I sit down on the floor, my back against the door, and I watch her sleep. Before long she rolls over, facing me. In my mind I trace the curve of her breast and her cheekbone, and run my fingers through her long golden hair. I miss the way it smells. I miss the drape of it across my chest as she lay with me. I miss pancakes and sticky kisses and the way her fucking perfect body had moved beneath me when I’d buried myself balls deep. I miss her lips pressed to my scars, and the way she made a broken man feel complete.
I sigh softly, and she jolts. I can’t see her face properly but I think she’s awake, which means I just got sprung. I close my eyes, waiting for the onslaught, waiting for her to tell me I’m a freak and a pervert and I should leave and never come back.
“Jake?” she says softly.
“I’m sorry,” I whisper. “I didn’t mean to wake you.”
“What are you doing in here?”
I shrug, though I know she probably can’t see it from the bed. “Couldn’t sleep.”
It’s her turn to sigh. “How long have you been
here?”
“You know the only time I ever found any peace was when I was lying next to you.” I get to my feet. “I’m sorry I woke you. Go back to sleep, angel.”
She pulls the sheet back, exposing her soft, milky white thighs in the moonlight. From here it looks as if she’s wearing my favorite little pink negligee. My dick could have done without this discovery because it hardens in my jeans. I stare at the bed and think too much about whether to accept the boon she’s offering me.
“Are you waitin’ on a written invitation, Jake?” she teases.
I cross the distance between the door and the bed with two quick strides, climbing in beside her. We face one another, and she places her hand against my chest. A part of me wants to strip off my clothes, shed them like skin in order to be closer, but I’m already walkin’ a fine line as it is. She traces a pattern over my covered torso, up my shoulder and down my arm, and it’s as if every line she draws with her fingertip is a burn, another scar laid upon my mutilated flesh. I’ve never felt so complete, yet so tortured.

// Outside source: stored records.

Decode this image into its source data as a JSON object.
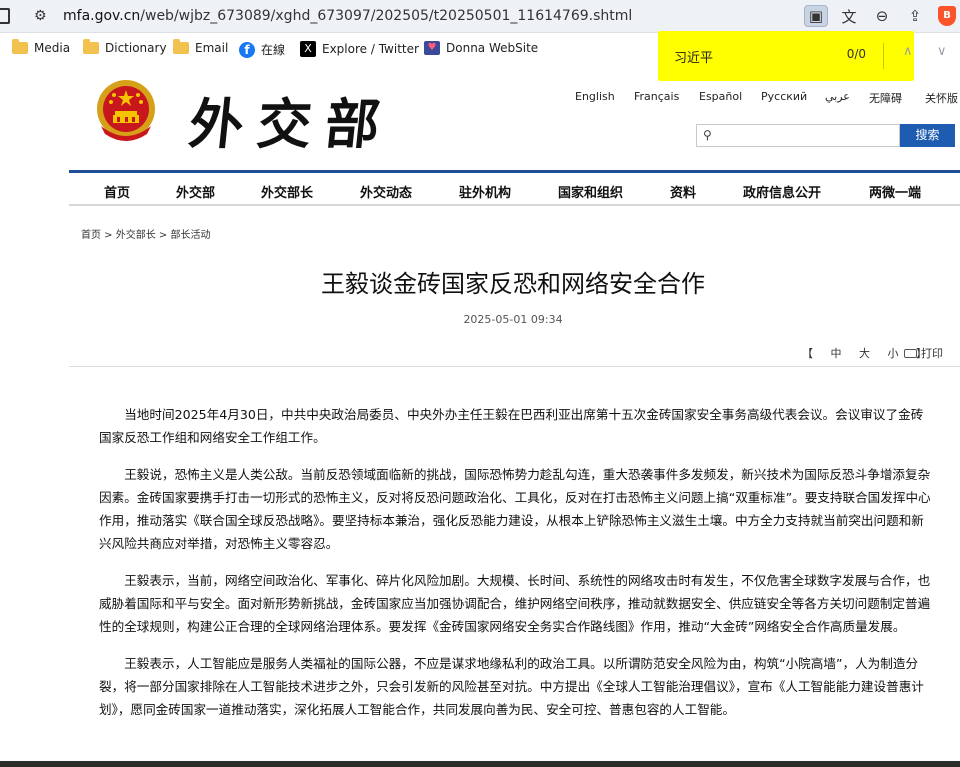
{
  "browser": {
    "url_host": "mfa.gov.cn",
    "url_path": "/web/wjbz_673089/xghd_673097/202505/t20250501_11614769.shtml",
    "bookmarks": [
      {
        "label": "Media",
        "icon": "folder-icon"
      },
      {
        "label": "Dictionary",
        "icon": "folder-icon"
      },
      {
        "label": "Email",
        "icon": "folder-icon"
      },
      {
        "label": "在線",
        "icon": "facebook-icon"
      },
      {
        "label": "Explore / Twitter",
        "icon": "x-icon"
      },
      {
        "label": "Donna WebSite",
        "icon": "donna-icon"
      }
    ],
    "find": {
      "query": "习近平",
      "count": "0/0"
    }
  },
  "header": {
    "calligraphy": "外交部",
    "languages": [
      "English",
      "Français",
      "Español",
      "Русский",
      "عربي",
      "无障碍",
      "关怀版"
    ],
    "search_button": "搜索",
    "search_value": ""
  },
  "nav": [
    "首页",
    "外交部",
    "外交部长",
    "外交动态",
    "驻外机构",
    "国家和组织",
    "资料",
    "政府信息公开",
    "两微一端"
  ],
  "breadcrumb": "首页 > 外交部长 > 部长活动",
  "article": {
    "title": "王毅谈金砖国家反恐和网络安全合作",
    "date": "2025-05-01 09:34",
    "font_sizes": [
      "【",
      "中",
      "大",
      "小",
      "】"
    ],
    "print_label": "打印",
    "paragraphs": [
      "当地时间2025年4月30日，中共中央政治局委员、中央外办主任王毅在巴西利亚出席第十五次金砖国家安全事务高级代表会议。会议审议了金砖国家反恐工作组和网络安全工作组工作。",
      "王毅说，恐怖主义是人类公敌。当前反恐领域面临新的挑战，国际恐怖势力趁乱勾连，重大恐袭事件多发频发，新兴技术为国际反恐斗争增添复杂因素。金砖国家要携手打击一切形式的恐怖主义，反对将反恐问题政治化、工具化，反对在打击恐怖主义问题上搞“双重标准”。要支持联合国发挥中心作用，推动落实《联合国全球反恐战略》。要坚持标本兼治，强化反恐能力建设，从根本上铲除恐怖主义滋生土壤。中方全力支持就当前突出问题和新兴风险共商应对举措，对恐怖主义零容忍。",
      "王毅表示，当前，网络空间政治化、军事化、碎片化风险加剧。大规模、长时间、系统性的网络攻击时有发生，不仅危害全球数字发展与合作，也威胁着国际和平与安全。面对新形势新挑战，金砖国家应当加强协调配合，维护网络空间秩序，推动就数据安全、供应链安全等各方关切问题制定普遍性的全球规则，构建公正合理的全球网络治理体系。要发挥《金砖国家网络安全务实合作路线图》作用，推动“大金砖”网络安全合作高质量发展。",
      "王毅表示，人工智能应是服务人类福祉的国际公器，不应是谋求地缘私利的政治工具。以所谓防范安全风险为由，构筑“小院高墙”，人为制造分裂，将一部分国家排除在人工智能技术进步之外，只会引发新的风险甚至对抗。中方提出《全球人工智能治理倡议》，宣布《人工智能能力建设普惠计划》，愿同金砖国家一道推动落实，深化拓展人工智能合作，共同发展向善为民、安全可控、普惠包容的人工智能。"
    ]
  }
}
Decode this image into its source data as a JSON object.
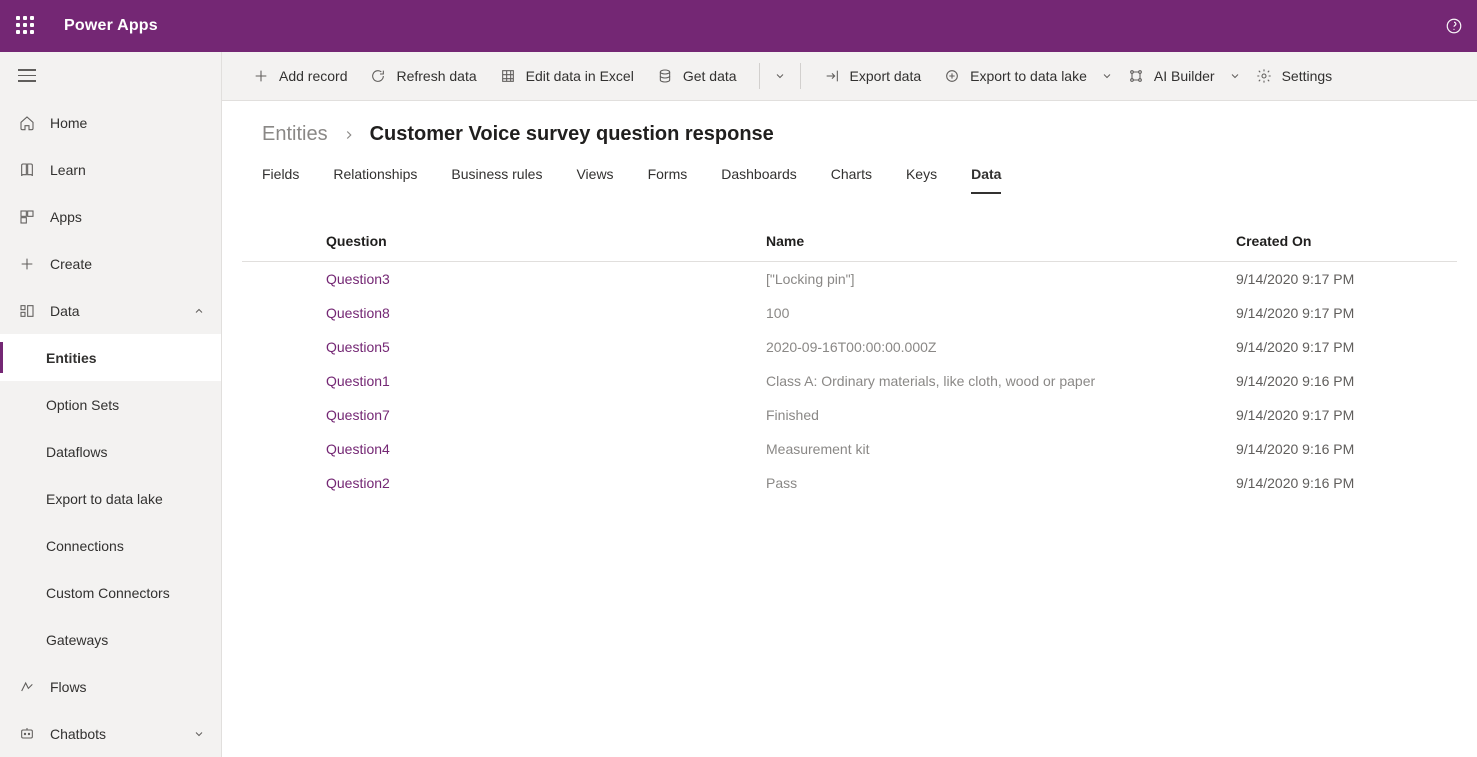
{
  "app_title": "Power Apps",
  "nav": {
    "home": "Home",
    "learn": "Learn",
    "apps": "Apps",
    "create": "Create",
    "data": "Data",
    "entities": "Entities",
    "option_sets": "Option Sets",
    "dataflows": "Dataflows",
    "export_lake": "Export to data lake",
    "connections": "Connections",
    "custom_connectors": "Custom Connectors",
    "gateways": "Gateways",
    "flows": "Flows",
    "chatbots": "Chatbots"
  },
  "toolbar": {
    "add_record": "Add record",
    "refresh_data": "Refresh data",
    "edit_excel": "Edit data in Excel",
    "get_data": "Get data",
    "export_data": "Export data",
    "export_lake": "Export to data lake",
    "ai_builder": "AI Builder",
    "settings": "Settings"
  },
  "breadcrumb": {
    "root": "Entities",
    "leaf": "Customer Voice survey question response"
  },
  "tabs": {
    "fields": "Fields",
    "relationships": "Relationships",
    "business_rules": "Business rules",
    "views": "Views",
    "forms": "Forms",
    "dashboards": "Dashboards",
    "charts": "Charts",
    "keys": "Keys",
    "data": "Data"
  },
  "table": {
    "headers": {
      "question": "Question",
      "name": "Name",
      "created_on": "Created On"
    },
    "rows": [
      {
        "question": "Question3",
        "name": "[\"Locking pin\"]",
        "created_on": "9/14/2020 9:17 PM"
      },
      {
        "question": "Question8",
        "name": "100",
        "created_on": "9/14/2020 9:17 PM"
      },
      {
        "question": "Question5",
        "name": "2020-09-16T00:00:00.000Z",
        "created_on": "9/14/2020 9:17 PM"
      },
      {
        "question": "Question1",
        "name": "Class A: Ordinary materials, like cloth, wood or paper",
        "created_on": "9/14/2020 9:16 PM"
      },
      {
        "question": "Question7",
        "name": "Finished",
        "created_on": "9/14/2020 9:17 PM"
      },
      {
        "question": "Question4",
        "name": "Measurement kit",
        "created_on": "9/14/2020 9:16 PM"
      },
      {
        "question": "Question2",
        "name": "Pass",
        "created_on": "9/14/2020 9:16 PM"
      }
    ]
  }
}
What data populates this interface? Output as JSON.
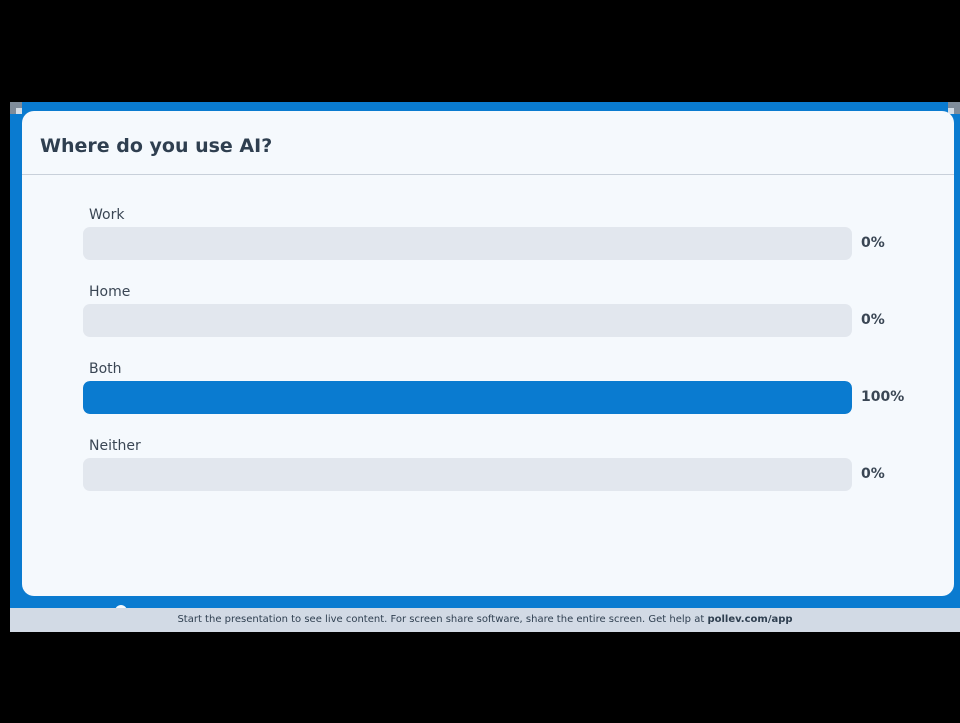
{
  "poll": {
    "question": "Where do you use AI?",
    "options": [
      {
        "label": "Work",
        "percent_label": "0%",
        "fraction": 0
      },
      {
        "label": "Home",
        "percent_label": "0%",
        "fraction": 0
      },
      {
        "label": "Both",
        "percent_label": "100%",
        "fraction": 1
      },
      {
        "label": "Neither",
        "percent_label": "0%",
        "fraction": 0
      }
    ]
  },
  "footer": {
    "message": "Start the presentation to see live content. For screen share software, share the entire screen. Get help at ",
    "link_text": "pollev.com/app"
  },
  "colors": {
    "accent": "#0a7bd0",
    "track": "#e2e7ee",
    "card_background": "#f5f9fd",
    "text": "#2f3f50"
  }
}
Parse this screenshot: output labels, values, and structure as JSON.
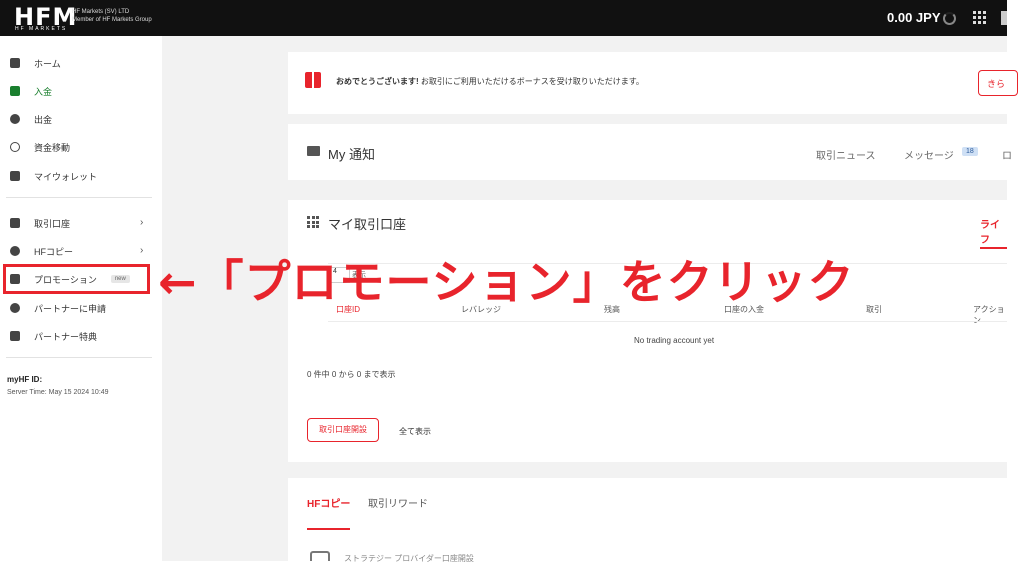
{
  "brand": {
    "logo": "HFM",
    "logo_sub": "HF MARKETS",
    "entity_line1": "HF Markets (SV) LTD",
    "entity_line2": "Member of HF Markets Group"
  },
  "header": {
    "balance": "0.00 JPY"
  },
  "sidebar": {
    "items": [
      {
        "label": "ホーム",
        "icon": "home-icon"
      },
      {
        "label": "入金",
        "icon": "deposit-icon",
        "active": true
      },
      {
        "label": "出金",
        "icon": "withdraw-icon"
      },
      {
        "label": "資金移動",
        "icon": "transfer-icon"
      },
      {
        "label": "マイウォレット",
        "icon": "wallet-icon"
      },
      {
        "label": "取引口座",
        "icon": "trading-account-icon"
      },
      {
        "label": "HFコピー",
        "icon": "copy-icon"
      },
      {
        "label": "プロモーション",
        "icon": "promotion-icon",
        "badge": "new"
      },
      {
        "label": "パートナーに申請",
        "icon": "user-icon"
      },
      {
        "label": "パートナー特典",
        "icon": "partner-benefit-icon"
      }
    ],
    "myhf_label": "myHF ID:",
    "server_time": "Server Time: May 15 2024 10:49"
  },
  "bonus_card": {
    "text_bold": "おめでとうございます!",
    "text": " お取引にご利用いただけるボーナスを受け取りいただけます。",
    "button": "きら"
  },
  "notice_card": {
    "title": "My 通知",
    "tabs": [
      "取引ニュース",
      "メッセージ"
    ],
    "message_count": "18",
    "edge_tab": "ロ"
  },
  "accounts_card": {
    "title": "マイ取引口座",
    "live_tab": "ライフ",
    "show_value": "4",
    "show_label": "表示",
    "columns": [
      "口座ID",
      "レバレッジ",
      "残高",
      "口座の入金",
      "取引",
      "アクション"
    ],
    "empty_text": "No trading account yet",
    "entries_text": "0 件中 0 から 0 まで表示",
    "open_button": "取引口座開設",
    "show_all": "全て表示"
  },
  "copy_card": {
    "tabs": [
      "HFコピー",
      "取引リワード"
    ],
    "partial_text": "ストラテジー プロバイダー口座開設"
  },
  "annotation": {
    "text": "←「プロモーション」をクリック"
  },
  "colors": {
    "accent": "#e8242c",
    "active_green": "#1a7f2e",
    "topbar": "#111111"
  }
}
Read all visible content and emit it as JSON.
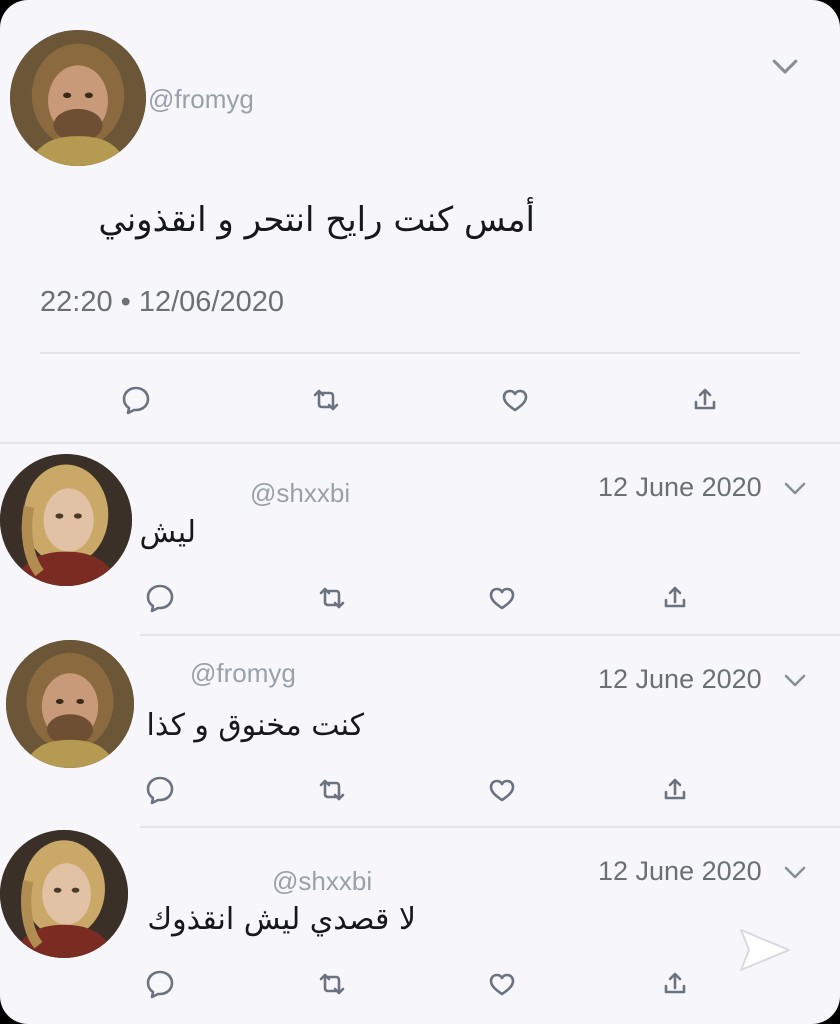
{
  "main_tweet": {
    "handle": "@fromyg",
    "text": "أمس كنت رايح انتحر و انقذوني",
    "timestamp": "22:20 • 12/06/2020",
    "avatar": "tyrion-avatar"
  },
  "replies": [
    {
      "handle": "@shxxbi",
      "date": "12 June 2020",
      "text": "ليش",
      "avatar": "cersei-avatar"
    },
    {
      "handle": "@fromyg",
      "date": "12 June 2020",
      "text": "كنت مخنوق و كذا",
      "avatar": "tyrion-avatar"
    },
    {
      "handle": "@shxxbi",
      "date": "12 June 2020",
      "text": "لا قصدي ليش انقذوك",
      "avatar": "cersei-avatar"
    }
  ],
  "icons": [
    "reply-icon",
    "retweet-icon",
    "like-icon",
    "share-icon",
    "chevron-down-icon",
    "send-icon"
  ],
  "colors": {
    "background": "#f7f7fb",
    "icon": "#6b7280",
    "text": "#16181a",
    "muted": "#9aa0a8"
  }
}
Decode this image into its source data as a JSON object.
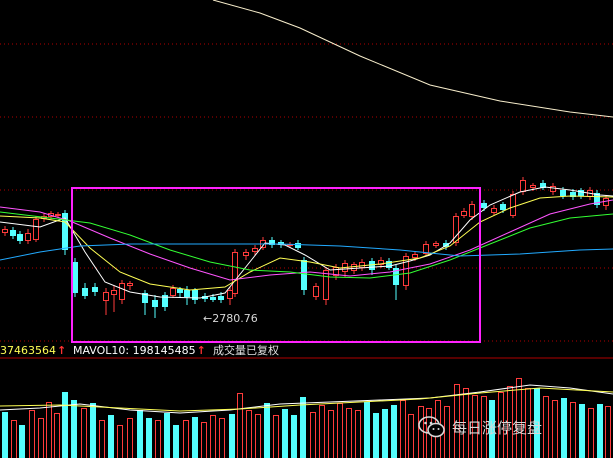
{
  "low_marker": {
    "text": "←2780.76"
  },
  "volume_bar": {
    "vol_partial": "37463564",
    "mavol_label": "MAVOL10: 198145485",
    "status": "成交量已复权"
  },
  "watermark": {
    "text": "每日涨停复盘",
    "icon": "wechat-icon"
  },
  "colors": {
    "background": "#000000",
    "up": "#ff3b3b",
    "down": "#54ffff",
    "grid": "#b00000",
    "highlight_box": "#ff22ff",
    "ma_white": "#ffffff",
    "ma_yellow": "#ffff55",
    "ma_magenta": "#ff55ff",
    "ma_green": "#33ff33",
    "ma_cyan": "#22aaff"
  }
}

Her hand snakes under my T-shirt, circling the brand on my side and then gliding up to the scars on my chest. I angle my head back so that her fingers can follow the line the whole way. She rolls on top of me, pushing up the hem of my shirt. I help her pull it over my head, and she releases a heavy breath as she settles in my lap.
My cock strains against her softness. I slide my hands along her thighs and under her negligee. She’s not wearing any panties, and I groan when my hands are met with no resistance and instead glide over smooth, slick flesh.
Ellie rocks into my touch. I stroke faster, knowing what she needs without her having to verbalize it, and within just a few moments she comes against my hand. With her head thrown back and her body bowed, she rides out the sensation and I sit up, my free hand going into her hair to draw her mouth down on mine. I’m already covered in sweat, and every part of me is rock hard and longing to get closer, to push into her softness. I roll us so that I’m on top and I spread her legs apart, wanting to taste the sweetness between them. I skim my lips along her thighs, over the mound of her pubic bone and down the other leg, avoiding the place I know she wants me most. Even though she just came, she’s already greedy and panting for more. She squirms against my wandering mouth until I come back to her center.